Commissioner Bart Chilton, whose statements include:
- "Protecting consumer funds is a national economic priority and I am hopeful that we will agree today to take at least one action to address some of the challenges...We have the authority, the knowhow and desire to do that, and provided we have the resources from Congress, it will be done."
- "We can and should ban internal repurchasing transfer agreements. This use of customer funds between affiliates within the same broker dealer company is laden with risk and has the potential to facilitate nefarious activities."
- "I hope Congress will consider allowing for the establishment of an insurance fund to make up any shortfalls to customers should a firm become insolvent or go into bankruptcy. This exists in the securities world with Securities Investor Protection Corporation. It exists in the banking world with the Federal Deposit Insurance Corporation. It is time it exists in the futures world. This "belt and suspenders" approach would provide an added level of customer protection in the event that further resources are needed to make customers whole. Simply put, if a broker dealer goes insolvent or into bankruptcy and the customer funds have vanished, this insurance would provide a needed backstop. If the regulatory and enforcement belt breaks, customers don't lose their pants."
Commissioner Scott O'Malia, whose statements include:
- "While the Commission has outlined two critical rules around trading, clearing, and margining, a more comprehensive and definitive schedule must be produced. Not only will it help U.S. markets, but a desire for such a schedule was a common refrain from fellow regulators in Asia, who are attempting to coordinate their respective rules with U.S. and European reform efforts...Our current process is creating pools of legal and regulatory uncertainty that through interconnection, are rapidly forming seas of ambiguity detrimental to market structure and confidence."

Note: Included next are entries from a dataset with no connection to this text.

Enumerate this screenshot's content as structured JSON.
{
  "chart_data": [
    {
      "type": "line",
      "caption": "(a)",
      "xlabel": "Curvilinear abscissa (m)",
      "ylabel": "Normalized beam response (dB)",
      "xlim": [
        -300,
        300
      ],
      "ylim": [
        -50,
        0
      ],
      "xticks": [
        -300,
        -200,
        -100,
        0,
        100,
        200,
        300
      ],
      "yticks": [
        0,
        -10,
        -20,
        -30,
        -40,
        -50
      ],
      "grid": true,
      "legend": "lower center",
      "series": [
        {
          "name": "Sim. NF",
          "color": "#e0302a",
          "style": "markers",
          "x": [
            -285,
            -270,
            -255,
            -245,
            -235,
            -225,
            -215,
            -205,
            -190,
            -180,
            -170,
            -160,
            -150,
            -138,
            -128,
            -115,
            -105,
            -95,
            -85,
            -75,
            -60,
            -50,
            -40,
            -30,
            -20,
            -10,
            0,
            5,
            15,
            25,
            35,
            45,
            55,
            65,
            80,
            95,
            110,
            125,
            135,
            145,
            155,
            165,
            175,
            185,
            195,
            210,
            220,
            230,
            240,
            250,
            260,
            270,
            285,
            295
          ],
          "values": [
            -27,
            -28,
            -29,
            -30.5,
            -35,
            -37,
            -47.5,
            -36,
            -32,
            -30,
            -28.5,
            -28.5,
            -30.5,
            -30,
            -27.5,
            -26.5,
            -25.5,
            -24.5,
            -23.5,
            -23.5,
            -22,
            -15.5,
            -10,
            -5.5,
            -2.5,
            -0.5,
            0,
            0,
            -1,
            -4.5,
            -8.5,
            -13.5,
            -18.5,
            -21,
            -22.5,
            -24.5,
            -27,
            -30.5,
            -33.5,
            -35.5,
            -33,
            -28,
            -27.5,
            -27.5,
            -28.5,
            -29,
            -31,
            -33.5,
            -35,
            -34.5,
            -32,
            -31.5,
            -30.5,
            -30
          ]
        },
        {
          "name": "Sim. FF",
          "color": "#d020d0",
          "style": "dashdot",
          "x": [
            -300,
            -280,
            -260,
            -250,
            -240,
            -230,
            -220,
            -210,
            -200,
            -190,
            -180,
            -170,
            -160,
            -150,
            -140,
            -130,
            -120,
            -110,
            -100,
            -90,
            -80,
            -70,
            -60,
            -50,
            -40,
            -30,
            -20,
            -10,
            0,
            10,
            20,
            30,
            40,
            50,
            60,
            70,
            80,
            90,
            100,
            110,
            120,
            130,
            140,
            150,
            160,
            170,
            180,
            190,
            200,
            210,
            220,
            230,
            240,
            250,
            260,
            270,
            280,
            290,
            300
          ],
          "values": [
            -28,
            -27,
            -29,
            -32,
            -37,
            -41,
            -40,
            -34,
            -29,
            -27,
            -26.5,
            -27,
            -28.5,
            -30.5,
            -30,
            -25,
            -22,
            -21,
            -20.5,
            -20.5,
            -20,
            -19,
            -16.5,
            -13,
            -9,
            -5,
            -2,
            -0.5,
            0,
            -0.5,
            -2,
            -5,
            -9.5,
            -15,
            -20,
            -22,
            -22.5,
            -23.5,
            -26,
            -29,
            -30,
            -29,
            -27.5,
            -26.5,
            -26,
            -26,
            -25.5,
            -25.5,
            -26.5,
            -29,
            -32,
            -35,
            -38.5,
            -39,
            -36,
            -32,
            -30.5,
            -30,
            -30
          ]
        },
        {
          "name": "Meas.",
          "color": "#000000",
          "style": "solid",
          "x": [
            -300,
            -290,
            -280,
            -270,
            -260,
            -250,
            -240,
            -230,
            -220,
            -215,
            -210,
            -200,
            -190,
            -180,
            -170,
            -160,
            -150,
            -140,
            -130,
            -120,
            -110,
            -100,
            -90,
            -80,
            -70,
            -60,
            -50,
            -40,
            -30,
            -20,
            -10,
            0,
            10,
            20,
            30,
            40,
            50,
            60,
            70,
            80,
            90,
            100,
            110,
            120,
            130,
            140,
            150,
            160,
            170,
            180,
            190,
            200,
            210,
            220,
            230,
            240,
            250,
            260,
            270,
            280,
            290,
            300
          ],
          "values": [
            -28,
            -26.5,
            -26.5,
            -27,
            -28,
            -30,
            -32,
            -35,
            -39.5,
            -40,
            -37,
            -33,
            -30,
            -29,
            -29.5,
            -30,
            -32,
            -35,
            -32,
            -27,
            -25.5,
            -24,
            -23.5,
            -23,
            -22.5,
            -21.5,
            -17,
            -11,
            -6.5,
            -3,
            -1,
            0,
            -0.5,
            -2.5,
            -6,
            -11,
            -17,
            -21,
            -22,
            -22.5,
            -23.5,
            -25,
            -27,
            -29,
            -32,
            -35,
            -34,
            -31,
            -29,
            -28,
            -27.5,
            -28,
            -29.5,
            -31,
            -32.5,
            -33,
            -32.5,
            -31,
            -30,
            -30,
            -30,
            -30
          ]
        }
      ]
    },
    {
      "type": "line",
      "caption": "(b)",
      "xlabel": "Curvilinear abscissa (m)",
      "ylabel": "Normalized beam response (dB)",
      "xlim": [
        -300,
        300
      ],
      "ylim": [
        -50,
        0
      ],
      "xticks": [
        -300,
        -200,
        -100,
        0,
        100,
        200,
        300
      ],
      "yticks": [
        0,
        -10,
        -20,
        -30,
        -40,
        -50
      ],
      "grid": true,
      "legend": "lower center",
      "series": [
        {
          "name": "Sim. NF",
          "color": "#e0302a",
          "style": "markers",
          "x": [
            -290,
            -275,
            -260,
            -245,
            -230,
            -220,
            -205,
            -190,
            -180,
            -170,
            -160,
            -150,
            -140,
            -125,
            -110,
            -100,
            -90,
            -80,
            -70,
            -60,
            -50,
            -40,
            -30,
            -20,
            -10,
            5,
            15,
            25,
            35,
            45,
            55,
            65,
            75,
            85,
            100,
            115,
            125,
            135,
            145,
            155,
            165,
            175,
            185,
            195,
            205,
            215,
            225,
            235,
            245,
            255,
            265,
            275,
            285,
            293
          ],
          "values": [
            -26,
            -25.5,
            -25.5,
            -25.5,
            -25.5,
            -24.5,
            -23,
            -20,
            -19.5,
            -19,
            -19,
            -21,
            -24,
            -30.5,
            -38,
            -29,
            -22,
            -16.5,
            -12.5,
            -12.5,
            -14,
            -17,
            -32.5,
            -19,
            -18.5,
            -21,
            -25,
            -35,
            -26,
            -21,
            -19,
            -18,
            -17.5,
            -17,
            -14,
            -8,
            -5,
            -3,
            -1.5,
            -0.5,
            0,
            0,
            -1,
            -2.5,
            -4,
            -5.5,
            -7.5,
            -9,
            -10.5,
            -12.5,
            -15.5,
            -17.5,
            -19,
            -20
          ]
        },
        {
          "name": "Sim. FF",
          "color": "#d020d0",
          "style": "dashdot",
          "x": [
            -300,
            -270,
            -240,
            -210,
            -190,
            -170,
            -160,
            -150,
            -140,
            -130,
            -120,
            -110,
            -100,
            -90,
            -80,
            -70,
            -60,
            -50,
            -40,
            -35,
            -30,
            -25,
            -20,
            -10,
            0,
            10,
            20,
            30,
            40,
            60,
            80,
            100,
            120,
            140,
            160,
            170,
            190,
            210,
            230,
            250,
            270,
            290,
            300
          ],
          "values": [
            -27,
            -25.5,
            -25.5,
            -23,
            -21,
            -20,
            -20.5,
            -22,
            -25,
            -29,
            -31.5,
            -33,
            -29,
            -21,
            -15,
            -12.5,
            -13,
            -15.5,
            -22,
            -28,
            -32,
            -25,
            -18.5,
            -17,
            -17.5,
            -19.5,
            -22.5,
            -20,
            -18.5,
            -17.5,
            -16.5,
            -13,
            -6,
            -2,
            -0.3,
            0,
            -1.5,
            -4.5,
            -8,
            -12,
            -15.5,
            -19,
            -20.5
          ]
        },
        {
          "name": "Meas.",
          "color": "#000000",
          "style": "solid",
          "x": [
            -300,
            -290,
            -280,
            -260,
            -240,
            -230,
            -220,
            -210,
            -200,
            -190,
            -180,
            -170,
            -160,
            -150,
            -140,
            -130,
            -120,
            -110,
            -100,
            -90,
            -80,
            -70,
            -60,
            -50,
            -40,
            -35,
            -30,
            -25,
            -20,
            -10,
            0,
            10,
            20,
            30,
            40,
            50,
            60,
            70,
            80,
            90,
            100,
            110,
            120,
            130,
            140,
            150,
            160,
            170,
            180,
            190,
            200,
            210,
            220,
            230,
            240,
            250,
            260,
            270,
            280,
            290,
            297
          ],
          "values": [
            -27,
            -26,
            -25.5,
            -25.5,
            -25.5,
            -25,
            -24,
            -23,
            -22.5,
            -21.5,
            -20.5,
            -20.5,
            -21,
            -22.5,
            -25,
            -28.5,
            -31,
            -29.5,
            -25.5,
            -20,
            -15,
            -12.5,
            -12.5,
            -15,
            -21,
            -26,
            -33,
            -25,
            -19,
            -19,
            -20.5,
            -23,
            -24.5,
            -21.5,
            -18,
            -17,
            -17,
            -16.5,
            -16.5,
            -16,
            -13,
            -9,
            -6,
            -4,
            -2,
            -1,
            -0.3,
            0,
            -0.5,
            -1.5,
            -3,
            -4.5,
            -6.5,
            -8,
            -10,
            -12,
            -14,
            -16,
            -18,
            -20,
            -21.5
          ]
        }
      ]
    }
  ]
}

- Regarding a Congressional grant of $55 million for technology upgrades, O'Malia said, "It is essential that the Commission discontinue the practice of overseeing a 21st century market with 20th century tools."
- O'Malia made requests for roundtable meetings on client clearing documentation and mandatory clearing.
- O'Malia supports the Foreign Boards of Trade rule, but he voiced a concern about the reliance on "international principles and standards that are currently, but may not be in the future, comparable to our own regulatory regime."
- He supports the Investment of Customer Funds rule, but would like to see a proposed rulemaking in the near future on enhancing the transparency of customer funds. However, O'Malia expressed reservations regarding the prohibition of using sovereign debt as collateral, citing the global interconnectedness of markets, but he is pleased that the commission included a provision to allow petitions for exemption.
- Though O'Malia supports the Swap "Made available for trade" rulemaking, he is concerned that "this proposal is permitting those that have the greatest financial incentives to force all trading onto a platform to determine which swaps must be executed on such platform. This is like asking the fox to guard the chicken coop."
Commissioner Mark Wetjen, whose statements include:
- "Although we cannot be sure the present rule will address the specific issues that are ultimately raised by the MF Global case, it is an important step towards re-emphasizing the Commission’s commitment to ensuring that customer money is invested in a manner that “preserves principal” and “maintains liquidity.” I believe this rule is necessary to restore confidence that this is the case."
- "Customers have a right to know how FCMs and DCOs are investing segregated funds, and that they are doing so prudently. I hope the Commission can take this matter up in the near future."